The site of Urge Common House in San Marcos’ work-in-progress North City development

In its short life-span, the only brewmaster Mason Ale Works has ever known has been Mike Rodriguez. A veteran brewer with years of experience at Boulevard Brewing and Port Brewing Company/The Lost Abbey, Rodriguez was a logical choice to get Mason (the in-house brewing arm of the 3LB Restaurant Concepts family of venues that includes both Urge Gastropubs and Brothers Provisions) constructed, operational and churning out beer both for distribution and barrel-aging. Today, 3LB announced that Rodriguez has resigned to pursue a new brewery project in Santa Cruz, California.

In hiring someone to replace Rodriguez, Mason Ale Works’ owners have taken a rather familiar route, hiring another former head brewer from Port/The Lost Abbey, Matt Webster, to be its new director of brewery operations. Webster will head all brewing at 3LB’s upcoming Urge Common House, a 21,000-square-foot venue in San Marcos’ North City development that will include a 15-barrel brewhouse. He will also oversee brewing operations at the original Oceanside brewery within Urge Gastropub and Whiskey Bank. Day-to-day brewing in Oceanside will be the responsibility of Jason De La Torre, who has been promoted from within to the role of head brewer.

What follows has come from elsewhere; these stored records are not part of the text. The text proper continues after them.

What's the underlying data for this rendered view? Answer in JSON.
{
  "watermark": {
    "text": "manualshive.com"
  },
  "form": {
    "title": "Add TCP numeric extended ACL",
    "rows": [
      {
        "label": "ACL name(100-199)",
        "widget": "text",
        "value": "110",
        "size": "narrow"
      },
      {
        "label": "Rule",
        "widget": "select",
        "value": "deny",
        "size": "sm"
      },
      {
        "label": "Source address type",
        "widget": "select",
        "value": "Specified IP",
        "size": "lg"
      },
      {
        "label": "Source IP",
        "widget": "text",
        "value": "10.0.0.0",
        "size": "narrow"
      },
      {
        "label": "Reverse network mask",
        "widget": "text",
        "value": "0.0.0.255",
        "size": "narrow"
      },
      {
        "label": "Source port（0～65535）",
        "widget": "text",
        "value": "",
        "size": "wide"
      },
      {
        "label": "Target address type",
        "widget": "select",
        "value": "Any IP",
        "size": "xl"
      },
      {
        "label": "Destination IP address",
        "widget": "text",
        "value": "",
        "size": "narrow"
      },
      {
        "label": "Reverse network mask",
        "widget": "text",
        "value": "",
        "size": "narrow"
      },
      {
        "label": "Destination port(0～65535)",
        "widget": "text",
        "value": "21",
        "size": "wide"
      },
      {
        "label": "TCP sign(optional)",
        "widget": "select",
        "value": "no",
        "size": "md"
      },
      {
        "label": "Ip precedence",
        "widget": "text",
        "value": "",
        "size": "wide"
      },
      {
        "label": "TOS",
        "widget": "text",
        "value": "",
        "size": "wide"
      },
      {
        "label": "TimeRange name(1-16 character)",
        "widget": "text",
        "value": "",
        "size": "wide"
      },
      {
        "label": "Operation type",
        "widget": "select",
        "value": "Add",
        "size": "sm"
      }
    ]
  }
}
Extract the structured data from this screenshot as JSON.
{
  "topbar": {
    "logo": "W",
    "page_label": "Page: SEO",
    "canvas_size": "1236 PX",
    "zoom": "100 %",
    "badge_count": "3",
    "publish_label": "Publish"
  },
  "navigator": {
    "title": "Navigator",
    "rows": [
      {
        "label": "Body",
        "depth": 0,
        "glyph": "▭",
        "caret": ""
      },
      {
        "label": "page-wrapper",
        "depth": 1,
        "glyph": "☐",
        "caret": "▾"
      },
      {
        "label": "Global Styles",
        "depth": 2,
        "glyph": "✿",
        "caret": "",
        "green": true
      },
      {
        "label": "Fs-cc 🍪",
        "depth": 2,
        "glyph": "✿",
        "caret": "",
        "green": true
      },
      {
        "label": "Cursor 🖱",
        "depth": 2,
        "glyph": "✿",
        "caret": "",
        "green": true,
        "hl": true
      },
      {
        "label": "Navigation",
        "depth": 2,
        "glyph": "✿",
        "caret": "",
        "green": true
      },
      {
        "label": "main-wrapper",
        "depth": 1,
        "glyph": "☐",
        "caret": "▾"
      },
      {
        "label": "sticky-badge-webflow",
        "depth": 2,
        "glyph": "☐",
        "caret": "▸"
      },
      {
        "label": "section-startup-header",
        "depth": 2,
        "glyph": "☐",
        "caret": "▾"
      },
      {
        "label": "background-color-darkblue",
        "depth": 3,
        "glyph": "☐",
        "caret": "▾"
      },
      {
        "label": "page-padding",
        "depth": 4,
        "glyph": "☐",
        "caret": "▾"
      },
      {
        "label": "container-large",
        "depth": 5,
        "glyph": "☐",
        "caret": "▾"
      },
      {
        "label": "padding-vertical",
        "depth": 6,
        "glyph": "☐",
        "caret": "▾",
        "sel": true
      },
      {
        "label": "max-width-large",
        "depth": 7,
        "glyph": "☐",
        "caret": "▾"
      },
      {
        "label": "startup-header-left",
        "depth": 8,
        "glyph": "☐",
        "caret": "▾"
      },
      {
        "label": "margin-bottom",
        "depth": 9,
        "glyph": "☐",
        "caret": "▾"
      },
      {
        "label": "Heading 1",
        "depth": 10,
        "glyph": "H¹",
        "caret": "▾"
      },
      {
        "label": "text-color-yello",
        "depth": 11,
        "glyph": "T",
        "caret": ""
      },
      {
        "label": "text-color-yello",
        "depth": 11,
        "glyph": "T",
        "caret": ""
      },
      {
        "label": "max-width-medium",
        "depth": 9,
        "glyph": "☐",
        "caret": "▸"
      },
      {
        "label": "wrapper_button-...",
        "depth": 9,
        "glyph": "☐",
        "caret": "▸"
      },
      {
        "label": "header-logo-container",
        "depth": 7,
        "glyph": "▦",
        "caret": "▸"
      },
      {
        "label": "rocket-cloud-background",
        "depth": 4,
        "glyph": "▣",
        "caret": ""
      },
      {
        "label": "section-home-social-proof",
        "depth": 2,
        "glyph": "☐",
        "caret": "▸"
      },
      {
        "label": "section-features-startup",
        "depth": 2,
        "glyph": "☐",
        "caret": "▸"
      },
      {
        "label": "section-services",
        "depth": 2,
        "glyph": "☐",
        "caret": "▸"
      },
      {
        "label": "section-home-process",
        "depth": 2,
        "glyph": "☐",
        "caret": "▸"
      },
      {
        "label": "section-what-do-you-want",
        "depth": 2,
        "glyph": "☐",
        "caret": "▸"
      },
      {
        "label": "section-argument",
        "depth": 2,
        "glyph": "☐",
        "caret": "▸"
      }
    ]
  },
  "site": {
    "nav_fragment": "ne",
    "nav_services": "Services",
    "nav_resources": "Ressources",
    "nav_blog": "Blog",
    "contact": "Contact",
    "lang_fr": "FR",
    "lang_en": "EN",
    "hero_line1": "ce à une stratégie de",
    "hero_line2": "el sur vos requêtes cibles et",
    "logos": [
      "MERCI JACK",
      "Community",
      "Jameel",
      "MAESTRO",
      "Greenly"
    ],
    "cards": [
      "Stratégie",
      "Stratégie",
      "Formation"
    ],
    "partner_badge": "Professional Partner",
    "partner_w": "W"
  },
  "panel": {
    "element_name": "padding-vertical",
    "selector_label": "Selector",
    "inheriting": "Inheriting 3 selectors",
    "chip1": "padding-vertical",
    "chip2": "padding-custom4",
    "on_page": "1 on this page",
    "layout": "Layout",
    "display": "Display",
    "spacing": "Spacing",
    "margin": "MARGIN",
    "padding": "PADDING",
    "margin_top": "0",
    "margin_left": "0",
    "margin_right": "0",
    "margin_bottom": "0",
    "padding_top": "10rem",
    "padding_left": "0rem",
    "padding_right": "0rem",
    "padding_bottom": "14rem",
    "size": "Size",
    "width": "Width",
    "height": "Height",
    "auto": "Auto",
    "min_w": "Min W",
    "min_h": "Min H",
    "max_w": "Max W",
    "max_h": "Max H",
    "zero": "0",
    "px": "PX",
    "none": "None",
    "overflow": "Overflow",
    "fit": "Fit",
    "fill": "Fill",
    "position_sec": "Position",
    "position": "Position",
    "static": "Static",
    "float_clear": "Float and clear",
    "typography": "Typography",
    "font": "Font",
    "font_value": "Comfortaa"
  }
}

Construction of Urge Common House in San Marcos is progressing nicely

Construction of Urge Common House in San Marcos is progressing nicely

Mason Ale Works debuted its beers in late 2015 and has since secured Southern California distribution of its kegged and canned products via Stone Distributing. Much of the decision to expand brewing and cellaring capabilities via the Common House location was to keep up with demand while providing the ability to expand distribution sooner than later.